The perpetrators were spiritually blind and thus unable to see that Jesus truly was the Son of God, the King of Kings, for they did not live in the Kingdom of his Father. They are the goats that Jesus refers to in the Gospel, neglecting to see Jesus in the disguise of the lost, the stray, the wounded and the weak. Their incredulous, “Lord, when did we see you hungry or thirsty, a stranger or naked, sick or in prison, and did not come to your help?” (Mt 25:44) reveals their underlying malady: they are not living in the Kingdom of God but in the kingdom of their own self. It is as though, if they had known that that person most in need was actually Jesus himself, then they would have deigned to help him – for their own glory and satisfaction. The hiddenness of our God – whether it be in the Eucharist, in the Word, or in the poor – teaches us to look beyond outward appearances and look with the Lord’s eyes at the heart. This is where truth resides – all else is only of our own making.

It is striking to see the Kingdom of God in its glory at Lourdes, where there is a total inversion of ‘social hierarchy’. In Britain, 90% of babies with Downs Syndrome are aborted. When I was last in Lourdes, however, a middle-aged man with Downs Syndrome was brought to the front of the altar in one of the large churches on the shrine site. As though on a stage, everyone’s eyes were fixed on him as we sang him Happy Birthday and applauded him and his mother who had faithfully looked after him for so many years. These are the real celebrities; the rejected and forgotten of our society are the ‘little ones’ to whom the Kingdom of Heaven belongs (cf. Mt 19:14).

It seems that “where your treasure is, there your heart will be also” (Mt 6:21) – and the Kingdom in which your soul lives, there will you abide for eternity. For if you live the Gospel values of truth, life, grace, holiness, justice, love, and peace, then ‘the Kingdom of God is already among you’ (cf. Lk 17:21). The Kingdom of God is the Holy Spirit – living these values naturally and spontaneously, as the virtuous did in the Gospel, means that the Spirit of Christ, his very own Life is living in you. As Christ himself passes in our midst – the incarnate Emmanuel disguised in the face of the lowly and the poor – so he too incarnates himself in our souls, so that we may live as ‘another Christ’ for our brothers and sisters, and may become a living host, a living Eucharist, pouring ourselves out as we live the Mass, that is the Sacrifice of Jesus on the Cross.
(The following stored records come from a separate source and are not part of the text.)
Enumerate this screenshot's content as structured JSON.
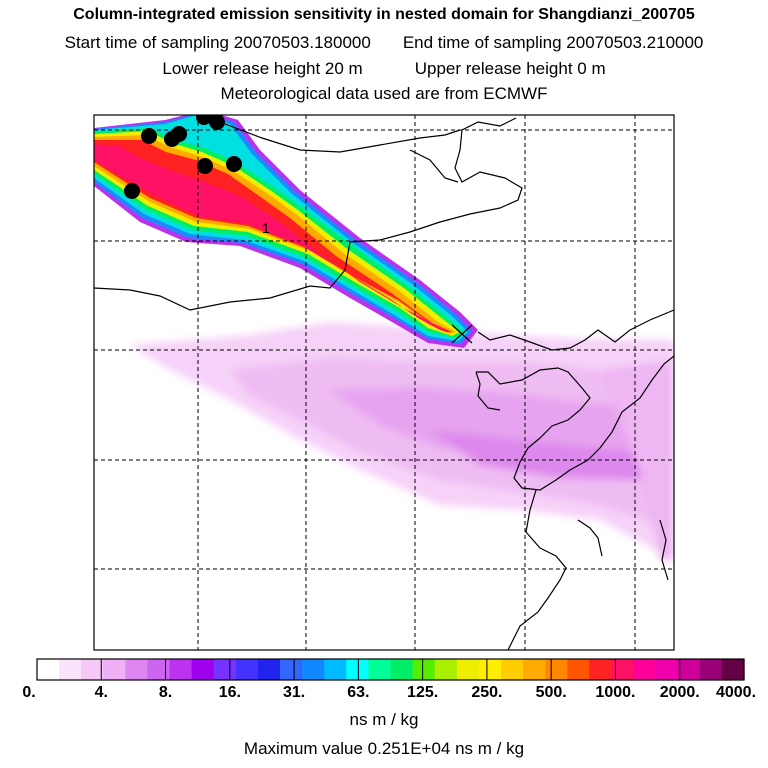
{
  "header": {
    "title": "Column-integrated emission sensitivity in nested domain for Shangdianzi_200705",
    "start_label": "Start time of sampling 20070503.180000",
    "end_label": "End time of sampling 20070503.210000",
    "lower_label": "Lower release height   20 m",
    "upper_label": "Upper release height    0 m",
    "met_label": "Meteorological data used are from ECMWF"
  },
  "map": {
    "plume_label": "1"
  },
  "colorbar": {
    "colors": [
      "#ffffff",
      "#fbe4fb",
      "#f6c8f8",
      "#efb0f5",
      "#de86f0",
      "#cc66ee",
      "#bb33ee",
      "#a000f0",
      "#7733ff",
      "#4433ff",
      "#2222ee",
      "#3366ff",
      "#1188ff",
      "#00bbff",
      "#00ffff",
      "#00ff99",
      "#00ee66",
      "#55ee00",
      "#aaee00",
      "#eeee00",
      "#ffee00",
      "#ffcc00",
      "#ffaa00",
      "#ff8800",
      "#ff5500",
      "#ff2222",
      "#ff1166",
      "#ff0099",
      "#ee00aa",
      "#cc0099",
      "#990077",
      "#660044"
    ],
    "labels": [
      "0.",
      "4.",
      "8.",
      "16.",
      "31.",
      "63.",
      "125.",
      "250.",
      "500.",
      "1000.",
      "2000.",
      "4000."
    ],
    "units": "ns m / kg"
  },
  "footer": {
    "max_label": "Maximum value  0.251E+04 ns m / kg"
  }
}
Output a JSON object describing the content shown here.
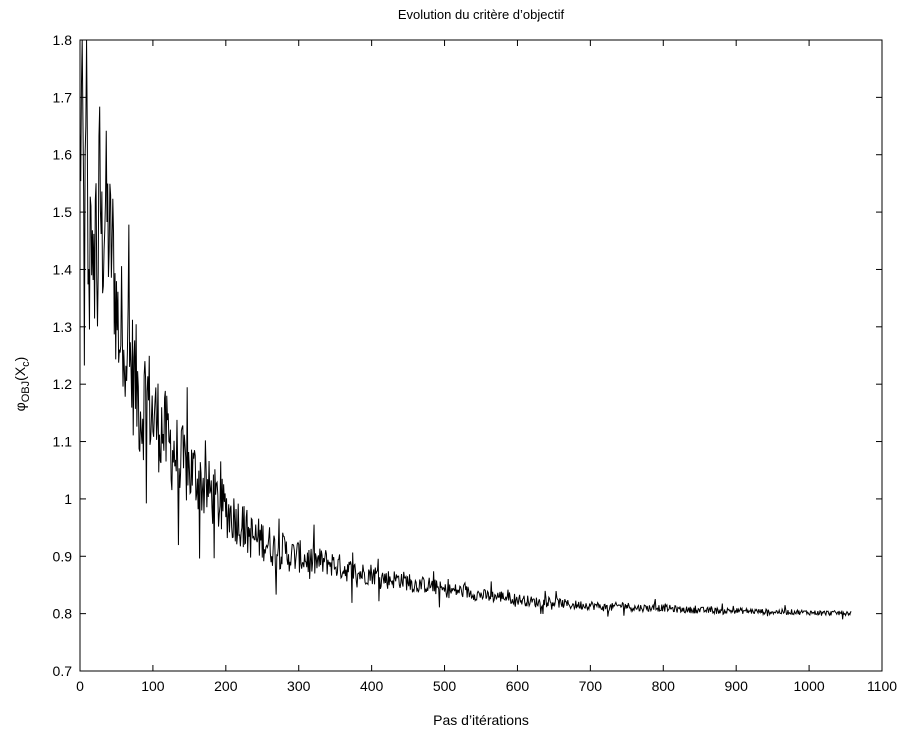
{
  "chart_data": {
    "type": "line",
    "title": "Evolution du critère d’objectif",
    "xlabel": "Pas d’itérations",
    "ylabel": {
      "symbol": "φ",
      "sub1": "OBJ",
      "mid": "(X",
      "sub2": "c",
      "end": ")"
    },
    "xlim": [
      0,
      1100
    ],
    "ylim": [
      0.7,
      1.8
    ],
    "xticks": [
      0,
      100,
      200,
      300,
      400,
      500,
      600,
      700,
      800,
      900,
      1000,
      1100
    ],
    "xtick_labels": [
      "0",
      "100",
      "200",
      "300",
      "400",
      "500",
      "600",
      "700",
      "800",
      "900",
      "1000",
      "1100"
    ],
    "yticks": [
      0.7,
      0.8,
      0.9,
      1.0,
      1.1,
      1.2,
      1.3,
      1.4,
      1.5,
      1.6,
      1.7,
      1.8
    ],
    "ytick_labels": [
      "0.7",
      "0.8",
      "0.9",
      "1",
      "1.1",
      "1.2",
      "1.3",
      "1.4",
      "1.5",
      "1.6",
      "1.7",
      "1.8"
    ],
    "grid": false,
    "legend": false,
    "line_color": "#000000",
    "series": [
      {
        "x": [
          0,
          3,
          6,
          9,
          12,
          15,
          18,
          21,
          24,
          27,
          30,
          35,
          40,
          45,
          50,
          55,
          60,
          65,
          70,
          75,
          80,
          85,
          90,
          95,
          100,
          110,
          120,
          130,
          140,
          150,
          160,
          170,
          180,
          190,
          200,
          210,
          220,
          230,
          240,
          250,
          260,
          270,
          280,
          290,
          300,
          320,
          340,
          360,
          380,
          400,
          420,
          440,
          460,
          480,
          500,
          520,
          540,
          560,
          580,
          600,
          625,
          650,
          675,
          700,
          725,
          745,
          760,
          780,
          800,
          825,
          850,
          875,
          900,
          925,
          950,
          975,
          1000,
          1030,
          1058
        ],
        "y": [
          1.58,
          1.72,
          1.35,
          1.69,
          1.3,
          1.6,
          1.26,
          1.53,
          1.37,
          1.57,
          1.44,
          1.52,
          1.45,
          1.43,
          1.33,
          1.28,
          1.32,
          1.26,
          1.23,
          1.21,
          1.18,
          1.15,
          1.19,
          1.17,
          1.14,
          1.13,
          1.1,
          1.08,
          1.06,
          1.05,
          1.04,
          1.02,
          1.01,
          0.99,
          0.98,
          0.97,
          0.96,
          0.94,
          0.93,
          0.93,
          0.92,
          0.91,
          0.91,
          0.9,
          0.9,
          0.89,
          0.89,
          0.88,
          0.87,
          0.87,
          0.86,
          0.86,
          0.85,
          0.85,
          0.84,
          0.84,
          0.835,
          0.83,
          0.83,
          0.825,
          0.82,
          0.82,
          0.815,
          0.815,
          0.81,
          0.815,
          0.81,
          0.81,
          0.81,
          0.807,
          0.806,
          0.805,
          0.805,
          0.804,
          0.803,
          0.803,
          0.802,
          0.801,
          0.801
        ]
      }
    ]
  }
}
This is where our baptismal Kingship truly lies. The Prince of Peace we see riding on a colt into Jerusalem – commemorated every Palm Sunday – is a King who ‘made peace by his blood on the Cross’ (Colossians 1:20). Indeed, Jesus has shown us that the royal highway to true Kingship is self-sacrificial, obedient love. Jesus is the shepherd who lays down his life for his sheep, and remains lovingly obedient to his own Father, “glorifying in Obedience” (Prayer after Communion). For “when everything is subjected to him, then the Son himself will be subject in his turn to the One who subjected all things to him, so that God may be all in all” (1Cor 15:28). The obedience of Fiat, ‘let it be’, to the Divine Will is also our own way of bringing about the Father’s Kingdom here on earth: in the prophetic words of the Our Father, Thy Kingdom come; Thy will be done on earth as it is in heaven.